GenAI hallucinations—fabricated facts—undermine trust, as seen with the students' erroneous references. Singapore unis adapt: in-person quizzes, process portfolios, AI critique tasks ensure understanding.
Consequences for Students and Academic Careers
Penalties extend beyond grades: GPA hits jeopardize honors, scholarships, jobs. Misconduct records linger, signaling fraud to employers valuing integrity. One student feared employability damage; another prioritized passing amid job offers. In Singapore's meritocratic system, where NTU grads dominate tech/finance, such stains amplify pressure.
Broader ripple: eroded trust between faculty-students, heightened anxiety. Yet, low stats—NTU 2-3 downgrades/semester, SMU handful over years—suggest rarity, but underreporting possible amid tool flaws.
Expert Insights and Adaptation Strategies
Educators advocate evolution. NUS's Aaron Danner pushes AI-inclusive assessments; Donn Koh mandates use for differentiation. SUSS's Grandee Lee tailors by skill level. NTU's InsPIRE offers GenAI resources, exemplars from global peers.
- Redesign: Iterative drafts, oral defenses, personalized prompts.
- Literacy: Verify outputs, prompt ethically.
- Ethics: Disclosure fosters transparency.
2026 developments: NTU mandates AI literacy for all from August, free Google tools; national committee coordinates.This addresses skills gaps.

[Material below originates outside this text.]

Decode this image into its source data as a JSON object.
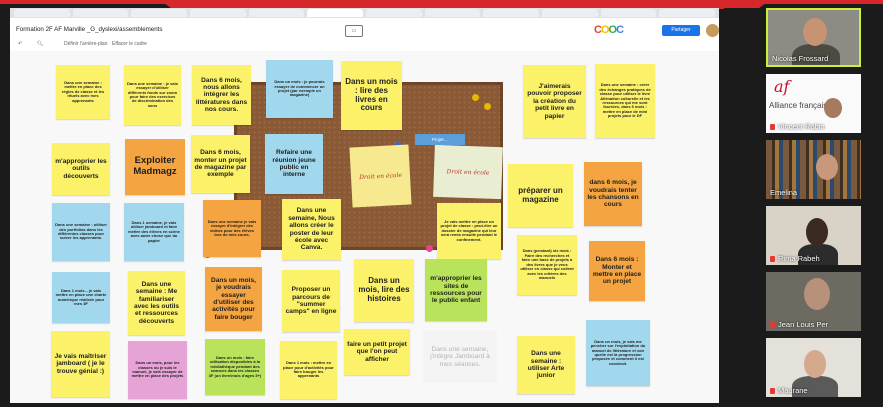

Towards Ethical AI Integration in Singapore Higher Ed
Singapore positions as AI hub: Research Innovation Enterprise 2030 invests billions; NTU leads quantum-AI. Solutions blend bans with education: checklists (declare, verify, original input), AI-proof tasks (reflection essays, debates).
Student tips:
- Read instructor guidelines.
- Declare transparently.
- Cross-verify facts manually.
- Blend AI with personal insight.
Future Outlook: AI as Ally, Not Adversary
The NTU case underscores transition pains but signals progress. With low misconduct (no 2026 surges), focus shifts to empowerment: mandatory literacy, redesigned curricula prepare grads for AI-driven workplaces. Singapore's unis model global balance—innovation sans integrity compromise—ensuring students thrive ethically.
Stakeholders urge dialogue: faculty-student forums, policy updates. As GenAI evolves, so must higher ed, fostering thinkers who wield tools responsibly.